I started envisioning things, figuring out what more we’d need and how we were going to get it.
“Manny and Hilger,” I said. “We take them both out. Manny satisfies the Israeli contract. We get paid. As for Hilger, either he’s not CIA at all, or he is and he’s off the reservation, but either way he gets disowned postmortem. At which point, the Israelis realize that they don’t have a problem with the Agency. It gets everyone off our backs.”
“You know, though, even if the government disowns Hilger, someone might be interested in avenging him. That kind of thing has been known to happen.”
I shrugged. “I’m willing to take that chance. No matter what, Hilger is where the direct pressure is coming from right now, even more than from the Israelis. I don’t see a better way of relieving that pressure than eliminating its source.”
“Seems reasonable to me.”
Part of me wondered how I had wandered along to a point where calmly proposing that we kill two men, one of whom might be CIA, would indeed seem reasonable. I would have to ponder that in my leisure time.
“And,” I said, “since, as far as I can tell, the reason they wanted relatively ‘natural’ causes for Manny in the first place was their mistaken assumption that he was a CIA asset, we no longer have to be overly constrained in our methods.”
Dox nodded. “That makes me feel better. Where I was brought up, gentlemen just shot each other. It’s more comfortable for me.”
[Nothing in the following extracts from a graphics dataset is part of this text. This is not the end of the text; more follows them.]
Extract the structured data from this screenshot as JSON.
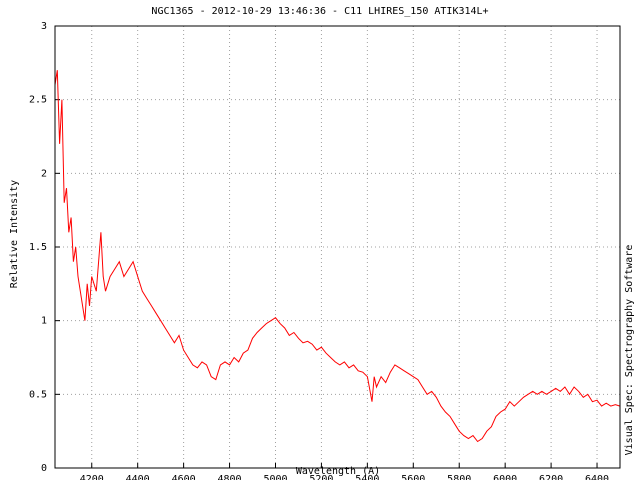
{
  "chart_data": {
    "type": "line",
    "title": "NGC1365 - 2012-10-29 13:46:36 - C11 LHIRES_150 ATIK314L+",
    "xlabel": "Wavelength (A)",
    "ylabel": "Relative Intensity",
    "annotation": "Visual Spec: Spectrography Software",
    "color": "#ff0000",
    "grid": true,
    "xlim": [
      4040,
      6500
    ],
    "ylim": [
      0,
      3
    ],
    "xticks": [
      4200,
      4400,
      4600,
      4800,
      5000,
      5200,
      5400,
      5600,
      5800,
      6000,
      6200,
      6400
    ],
    "yticks": [
      0,
      0.5,
      1,
      1.5,
      2,
      2.5,
      3
    ],
    "x": [
      4040,
      4050,
      4060,
      4070,
      4080,
      4090,
      4100,
      4110,
      4120,
      4130,
      4140,
      4150,
      4160,
      4170,
      4180,
      4190,
      4200,
      4220,
      4240,
      4250,
      4260,
      4280,
      4300,
      4320,
      4340,
      4360,
      4380,
      4400,
      4420,
      4440,
      4460,
      4480,
      4500,
      4520,
      4540,
      4560,
      4580,
      4600,
      4620,
      4640,
      4660,
      4680,
      4700,
      4720,
      4740,
      4760,
      4780,
      4800,
      4820,
      4840,
      4860,
      4880,
      4900,
      4920,
      4940,
      4960,
      4980,
      5000,
      5020,
      5040,
      5060,
      5080,
      5100,
      5120,
      5140,
      5160,
      5180,
      5200,
      5220,
      5240,
      5260,
      5280,
      5300,
      5320,
      5340,
      5360,
      5380,
      5400,
      5420,
      5430,
      5440,
      5460,
      5480,
      5500,
      5520,
      5540,
      5560,
      5580,
      5600,
      5620,
      5640,
      5660,
      5680,
      5700,
      5720,
      5740,
      5760,
      5780,
      5800,
      5820,
      5840,
      5860,
      5880,
      5900,
      5920,
      5940,
      5960,
      5980,
      6000,
      6020,
      6040,
      6060,
      6080,
      6100,
      6120,
      6140,
      6160,
      6180,
      6200,
      6220,
      6240,
      6260,
      6280,
      6300,
      6320,
      6340,
      6360,
      6380,
      6400,
      6420,
      6440,
      6460,
      6480,
      6500
    ],
    "values": [
      2.6,
      2.7,
      2.2,
      2.5,
      1.8,
      1.9,
      1.6,
      1.7,
      1.4,
      1.5,
      1.3,
      1.2,
      1.1,
      1.0,
      1.25,
      1.1,
      1.3,
      1.2,
      1.6,
      1.3,
      1.2,
      1.3,
      1.35,
      1.4,
      1.3,
      1.35,
      1.4,
      1.3,
      1.2,
      1.15,
      1.1,
      1.05,
      1.0,
      0.95,
      0.9,
      0.85,
      0.9,
      0.8,
      0.75,
      0.7,
      0.68,
      0.72,
      0.7,
      0.62,
      0.6,
      0.7,
      0.72,
      0.7,
      0.75,
      0.72,
      0.78,
      0.8,
      0.88,
      0.92,
      0.95,
      0.98,
      1.0,
      1.02,
      0.98,
      0.95,
      0.9,
      0.92,
      0.88,
      0.85,
      0.86,
      0.84,
      0.8,
      0.82,
      0.78,
      0.75,
      0.72,
      0.7,
      0.72,
      0.68,
      0.7,
      0.66,
      0.65,
      0.62,
      0.45,
      0.62,
      0.55,
      0.62,
      0.58,
      0.65,
      0.7,
      0.68,
      0.66,
      0.64,
      0.62,
      0.6,
      0.55,
      0.5,
      0.52,
      0.48,
      0.42,
      0.38,
      0.35,
      0.3,
      0.25,
      0.22,
      0.2,
      0.22,
      0.18,
      0.2,
      0.25,
      0.28,
      0.35,
      0.38,
      0.4,
      0.45,
      0.42,
      0.45,
      0.48,
      0.5,
      0.52,
      0.5,
      0.52,
      0.5,
      0.52,
      0.54,
      0.52,
      0.55,
      0.5,
      0.55,
      0.52,
      0.48,
      0.5,
      0.45,
      0.46,
      0.42,
      0.44,
      0.42,
      0.43,
      0.42
    ]
  }
}
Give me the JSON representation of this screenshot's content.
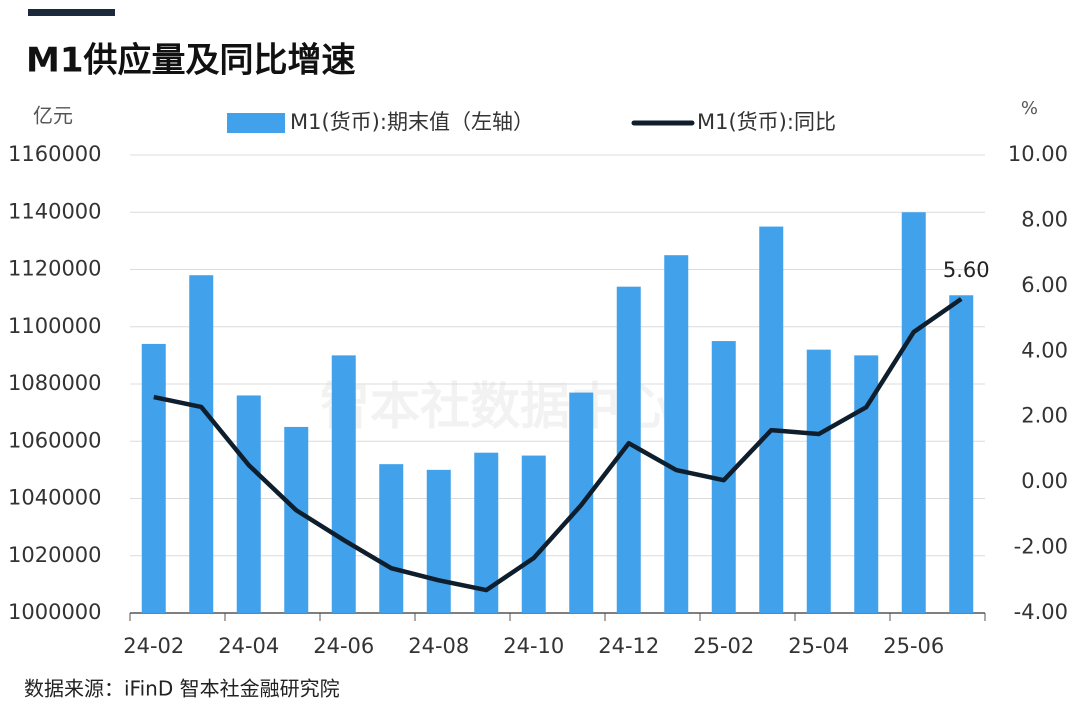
{
  "chart_data": {
    "type": "bar-line",
    "title": "M1供应量及同比增速",
    "y_label": "亿元",
    "y2_label": "%",
    "source": "数据来源：iFinD 智本社金融研究院",
    "watermark": "智本社数据中心",
    "categories": [
      "24-02",
      null,
      "24-04",
      null,
      "24-06",
      null,
      "24-08",
      null,
      "24-10",
      null,
      "24-12",
      null,
      "25-02",
      null,
      "25-04",
      null,
      "25-06",
      null
    ],
    "series": [
      {
        "name": "M1(货币):期末值（左轴）",
        "type": "bar",
        "color": "#41a1ea",
        "values": [
          1094000,
          1118000,
          1076000,
          1065000,
          1090000,
          1052000,
          1050000,
          1056000,
          1055000,
          1077000,
          1114000,
          1125000,
          1095000,
          1135000,
          1092000,
          1090000,
          1140000,
          1111000
        ]
      },
      {
        "name": "M1(货币):同比",
        "type": "line",
        "color": "#0f1e2d",
        "axis": "y2",
        "values": [
          2.6,
          2.3,
          0.52,
          -0.86,
          -1.77,
          -2.63,
          -3.0,
          -3.3,
          -2.32,
          -0.7,
          1.19,
          0.37,
          0.06,
          1.59,
          1.47,
          2.29,
          4.59,
          5.6
        ],
        "value_labels": [
          null,
          null,
          null,
          null,
          null,
          null,
          null,
          null,
          null,
          null,
          null,
          null,
          null,
          null,
          null,
          null,
          null,
          "5.60"
        ]
      }
    ],
    "ylim": [
      1000000,
      1160000
    ],
    "yticks": [
      1000000,
      1020000,
      1040000,
      1060000,
      1080000,
      1100000,
      1120000,
      1140000,
      1160000
    ],
    "y2lim": [
      -4,
      10
    ],
    "y2ticks": [
      {
        "value": -4,
        "label": "-4.00"
      },
      {
        "value": -2,
        "label": "-2.00"
      },
      {
        "value": 0,
        "label": "0.00"
      },
      {
        "value": 2,
        "label": "2.00"
      },
      {
        "value": 4,
        "label": "4.00"
      },
      {
        "value": 6,
        "label": "6.00"
      },
      {
        "value": 8,
        "label": "8.00"
      },
      {
        "value": 10,
        "label": "10.00"
      }
    ],
    "grid": true
  }
}
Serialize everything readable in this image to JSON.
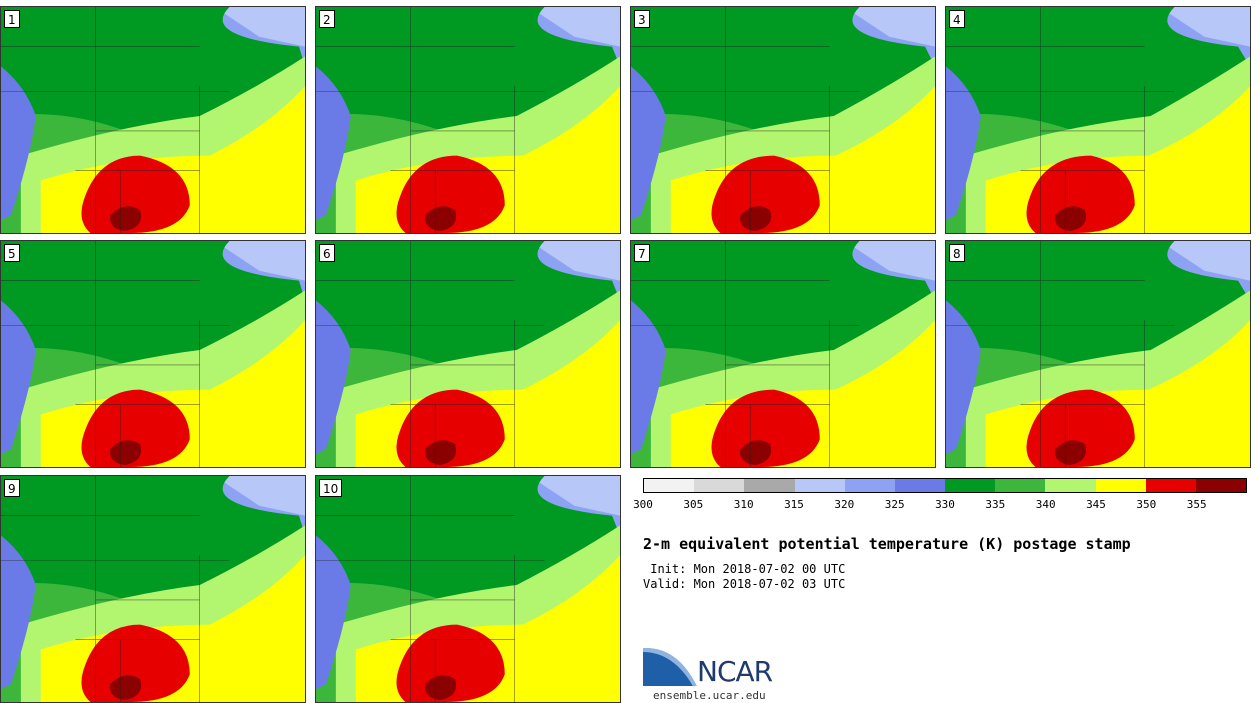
{
  "panels": [
    {
      "label": "1"
    },
    {
      "label": "2"
    },
    {
      "label": "3"
    },
    {
      "label": "4"
    },
    {
      "label": "5"
    },
    {
      "label": "6"
    },
    {
      "label": "7"
    },
    {
      "label": "8"
    },
    {
      "label": "9"
    },
    {
      "label": "10"
    }
  ],
  "colorbar": {
    "colors": [
      "#f2f2f2",
      "#d9d9d9",
      "#a9a9a9",
      "#b7c7f7",
      "#8ea2f3",
      "#6a7be8",
      "#009a22",
      "#3cb73c",
      "#b2f66f",
      "#ffff00",
      "#e60000",
      "#8b0000"
    ],
    "ticks": [
      "300",
      "305",
      "310",
      "315",
      "320",
      "325",
      "330",
      "335",
      "340",
      "345",
      "350",
      "355"
    ]
  },
  "title": "2-m equivalent potential temperature (K) postage stamp",
  "init_text": " Init: Mon 2018-07-02 00 UTC",
  "valid_text": "Valid: Mon 2018-07-02 03 UTC",
  "logo": {
    "text": "NCAR",
    "site": "ensemble.ucar.edu"
  }
}
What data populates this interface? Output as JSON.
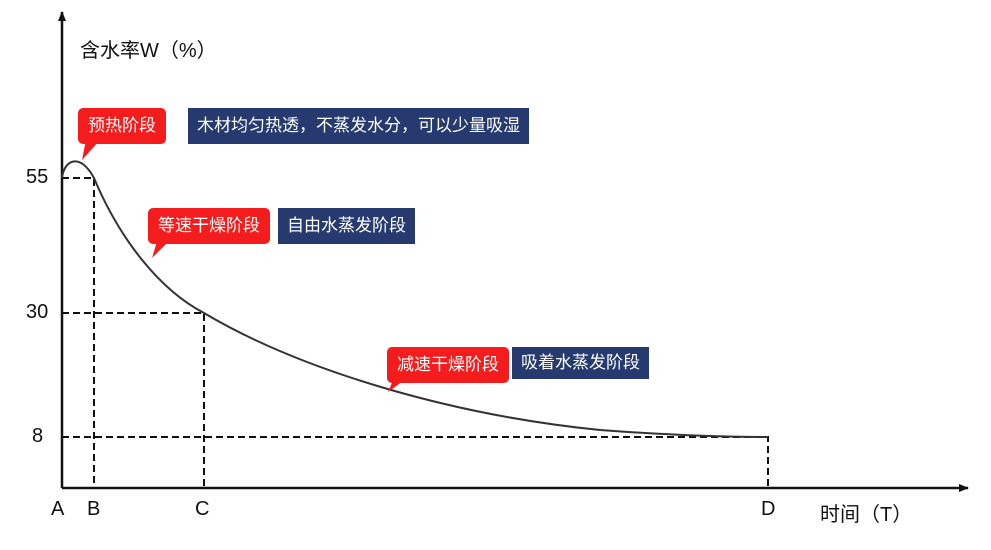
{
  "y_axis": {
    "label": "含水率W（%）",
    "ticks": [
      "55",
      "30",
      "8"
    ]
  },
  "x_axis": {
    "label": "时间（T）",
    "ticks": [
      "A",
      "B",
      "C",
      "D"
    ]
  },
  "stages": [
    {
      "name": "预热阶段",
      "description": "木材均匀热透，不蒸发水分，可以少量吸湿"
    },
    {
      "name": "等速干燥阶段",
      "description": "自由水蒸发阶段"
    },
    {
      "name": "减速干燥阶段",
      "description": "吸着水蒸发阶段"
    }
  ],
  "colors": {
    "stage_label": "#f41c1c",
    "description": "#263a70",
    "curve": "#333333"
  }
}
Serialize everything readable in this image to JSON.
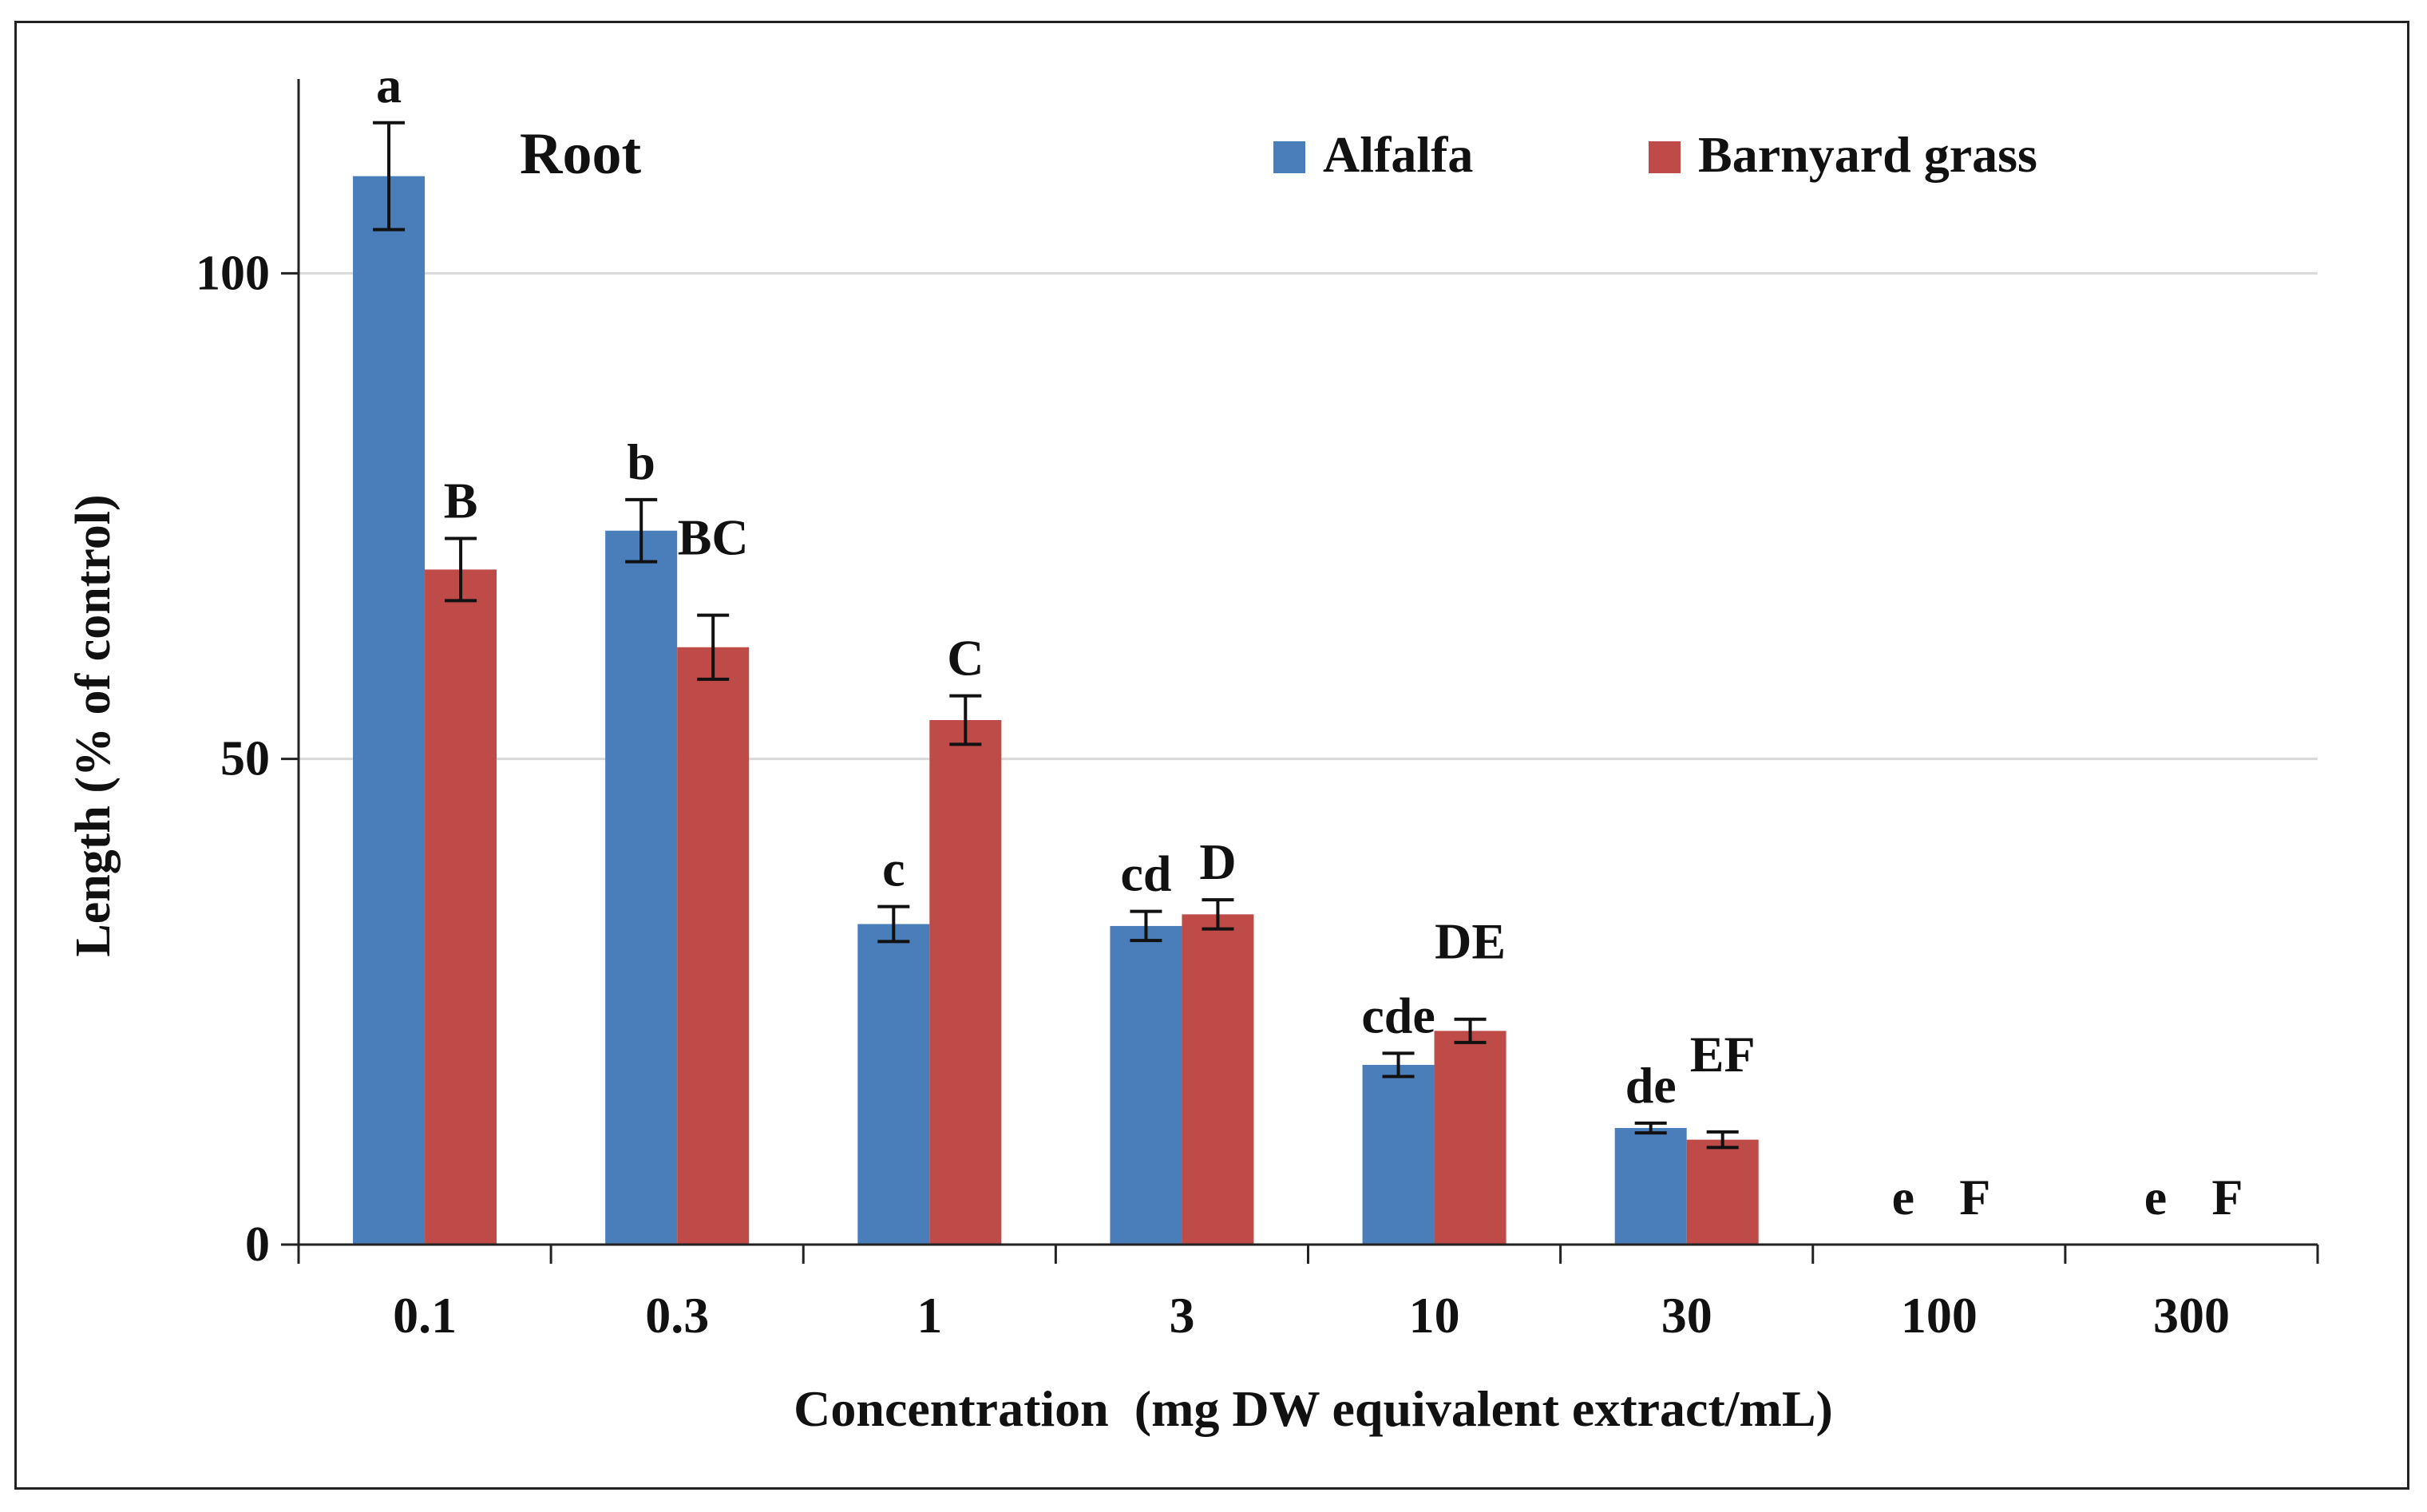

I nodded, then for the second time in as many minutes realized that there were people in the world who might find this kind of conversation strange, who might even be put off by it. I wondered where the new perspective was coming from. I really would have to think about that later.
“The thing is,” I said, “I don’t think we’re going to have guns.”
His face fell a little. “No guns?”
I shook my head. “I don’t think even Kanezaki could get us what we’d need on this short notice. I’m not sure it would be wise to ask just now, regardless. And my Japanese contact could help us if we were in Tokyo. For Hong Kong… not with these time constraints.”